BERLIN: The German central bank has slashed its 2013 growth forecasts for Europe's biggest economy as new data showed industrial production contracting sharply in October.

The Bundesbank now expects just 0.4% growth in 2013 -- down from its June forecast of 1.6% -- as recession and fiscal austerity take hold across the euro zone and following a slowing global economy.

"The economic outlook for Germany has dimmed," the Bundesbank said as it released the new growth projections.

At the same time, the bank noted that "there is reasonable hope that the phase of economic weakness will not last too long and Germany will return to growth".

Instead of its previous forecast of a 1% expansion this year, the Bundesbank now projects a growth rate of 0.7% as a result of the economy contracting in the final three months of 2012.

The 17-member euro zone lurched back into recession during the third quarter as governments cut spending to trim high deficit-and-debt levels.

The Bundesbank expects the German economy to rebound in 2014 and post an expansion of 1.9%.

The bank sees the unemployment rate climbing from 6.8% this year to 7.2% in 2013, before edging down to 7% in 2014.

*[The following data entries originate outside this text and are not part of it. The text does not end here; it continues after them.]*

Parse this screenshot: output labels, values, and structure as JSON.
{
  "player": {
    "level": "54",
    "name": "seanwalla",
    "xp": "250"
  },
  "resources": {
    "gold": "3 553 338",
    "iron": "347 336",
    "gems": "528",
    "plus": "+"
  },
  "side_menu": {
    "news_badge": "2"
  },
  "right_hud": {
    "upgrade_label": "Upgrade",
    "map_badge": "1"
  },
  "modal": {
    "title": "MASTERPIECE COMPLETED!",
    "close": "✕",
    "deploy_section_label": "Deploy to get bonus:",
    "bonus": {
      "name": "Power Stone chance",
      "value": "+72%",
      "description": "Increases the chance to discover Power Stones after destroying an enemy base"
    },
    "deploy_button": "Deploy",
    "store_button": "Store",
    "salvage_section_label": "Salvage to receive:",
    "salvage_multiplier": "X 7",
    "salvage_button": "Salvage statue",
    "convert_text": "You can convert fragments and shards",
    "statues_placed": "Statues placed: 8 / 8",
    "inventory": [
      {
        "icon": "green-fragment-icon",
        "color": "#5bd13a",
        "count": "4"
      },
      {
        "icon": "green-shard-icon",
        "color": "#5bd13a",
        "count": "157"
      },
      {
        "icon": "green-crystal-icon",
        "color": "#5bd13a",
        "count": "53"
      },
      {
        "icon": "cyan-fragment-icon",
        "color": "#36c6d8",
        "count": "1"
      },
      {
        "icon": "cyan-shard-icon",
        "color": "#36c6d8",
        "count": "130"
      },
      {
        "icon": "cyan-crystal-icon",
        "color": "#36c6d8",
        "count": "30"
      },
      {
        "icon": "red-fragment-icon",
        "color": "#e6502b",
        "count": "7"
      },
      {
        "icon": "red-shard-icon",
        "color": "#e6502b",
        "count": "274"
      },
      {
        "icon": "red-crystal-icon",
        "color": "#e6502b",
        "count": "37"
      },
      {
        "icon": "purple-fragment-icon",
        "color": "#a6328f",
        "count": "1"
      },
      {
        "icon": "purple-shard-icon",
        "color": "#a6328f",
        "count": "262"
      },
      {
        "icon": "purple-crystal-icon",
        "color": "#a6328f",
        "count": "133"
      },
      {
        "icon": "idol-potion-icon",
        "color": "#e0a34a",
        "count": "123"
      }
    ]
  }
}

The downbeat economic outlook means that inflation will slow from 2.1% to 1.5% in 2013, the Bundesbank forecasts. Consumer prices should come in at 1.6% in 2014.

Weaker inflation and slowing growth in Germany should also help to give the European Central Bank room to consider delivering an interest rate cut to bolster growth in the euro zone.

Germany's Ministry of Economics said industrial production had fallen by a more-than-forecast 2.6% in October, from a drop of 1.3% in the previous month.

"Therefore, the German economy should contract by 0.25% in the fourth quarter," said Commerzbank economist Ralph Solveen.